I tend to be set in my ways. I like things to be “just so.” No kidding. If you don’t believe me, you can even ask Groom-boy, who has been on the receiving end of many a related growl. (Aside: this hasn’t stopped me from complaining about the way some things never change, however.)
I am so set in my ways that sometimes I am a bit slow to recognize when a change might be a really good thing.
For example, I distinctly remember when Boychild was just a wee guy that it took me forever to realize the reason he might not be sleeping well at night was probably because he was napping too much during the day. Changing his nap routine affected my routine during the day and it was annoying, but bedtime sure went better.
I don’t know for sure if I am finding change easier or harder as I get older. I suppose it depends on what the change is.
Here’s another example. A beloved supervisor for one of my 72 jobs (okay...I am exaggerating…I only have about 17 jobs) recently left to pursue new adventures. I could have thrown myself down on the floor and had an all-out tantrum or, at least, sat in the corner to weep inconsolably, but I didn’t.
It’s not because I don’t think she’s awesome and that I won’t miss her, and it’s not that I didn’t suggest (over and over) that she should stay. It’s just that she’s moving on to a cool opportunity and adventure and, for once, my happiness for her exceeded my dislike of change.
Wow. Coolio. That almost makes me sound super mature (for a change)!
Really, though, what are you gonna do? Change happens. Sometimes it’s good and we like it, often it’s yucky and unwelcome. Usually you can’t prevent it.
I have learned some change isn’t worth hysteria. Construction and its inconvenience? Why bother freaking out? Besides, doesn’t Wilson Street look lovely now?
One of the grocery stores in town recently renovated and changed a bunch of stuff around. Now I know we all like to wander into grocery stores on autopilot and go straight to our favourite comfort foods, but is it worth getting all bent out of shape if you can’t find your Mr. Noodles without asking?
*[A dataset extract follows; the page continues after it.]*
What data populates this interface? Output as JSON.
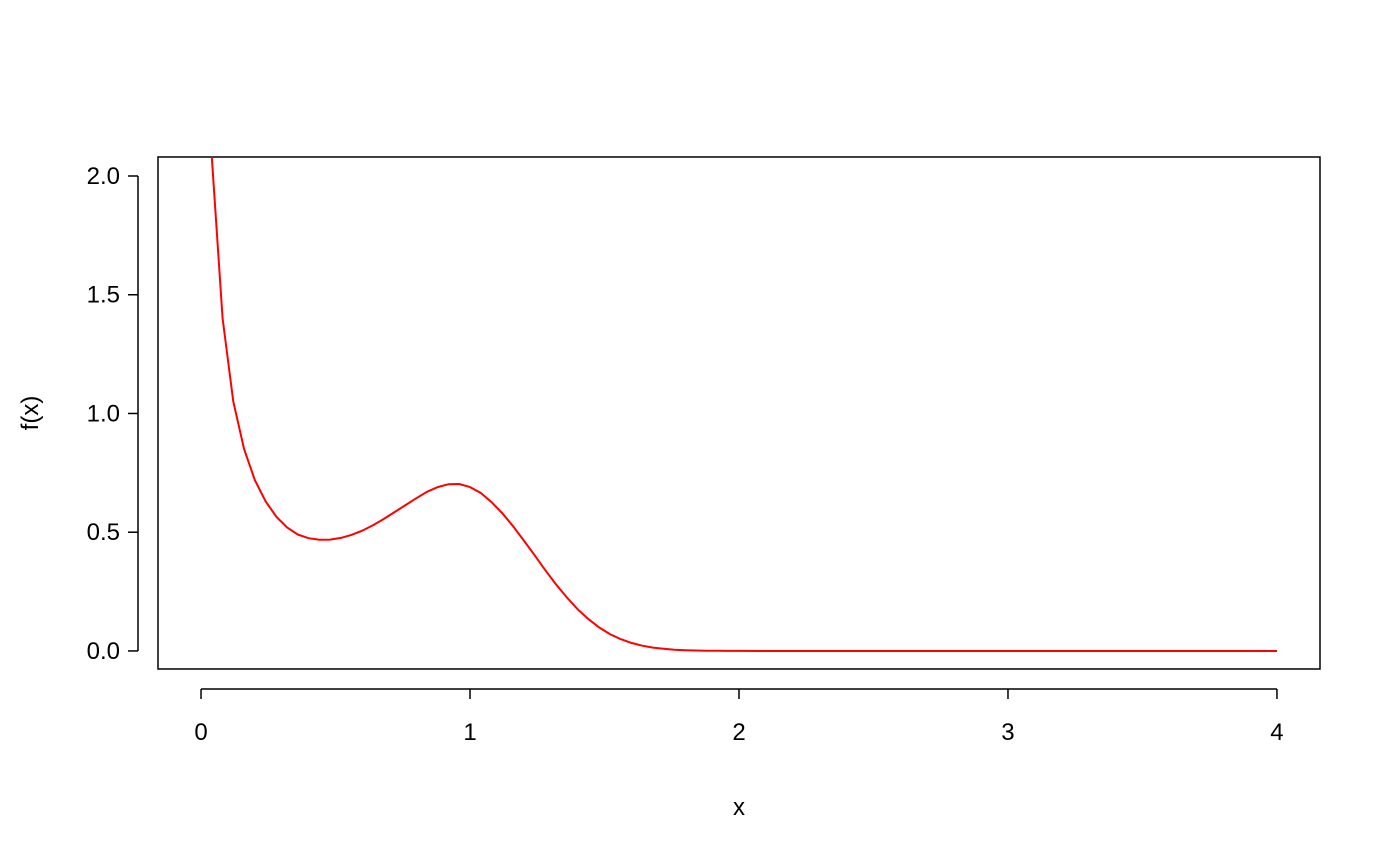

Cashiers get a lot of abuse at the best of times. I know this because I did my fair share in retail when I was a student. I had one snobby lady throw avocadoes at me one day because I was having trouble correcting an error on the cash register. She called me “stupid,” too, before storming out of the store, which was awesome.
That lady is just one of the reasons I believe a three-month stint in retail should be mandatory before graduation so people learn how to treat others.
Now here’s something that’s causing a big ripple in the social media world – Facebook’s new layout. It’s some crazy stuff, people. Things have been rearranged and people are outraged by the change. There are online petitions and Angry Facebook Groups and diatribes to post online and so on. And on. And on.
And then a friend of mine posted a little thing on Facebook that said: “I am appalled that the free service that I am in no way obligated to use keeps making changes that mildly inconvenience me.”
Ah, perspective. Get some!
Anyway, I am not going to let it be The End of the World™ because a store has been rearranged, nor blow a gasket over the new arrows on Wilson Street (drivers’ ed taught me how to follow arrows in 1987), nor am I going to flip out because it is taking me longer than usual to goof off on Facebook.
Life is short. Pick your battles. The funny thing about change is that most of the time you can eventually get used to it, and when you can’t, you can eat chocolate.
If you can’t find the chocolate in the grocery store, just ask someone. Nicely.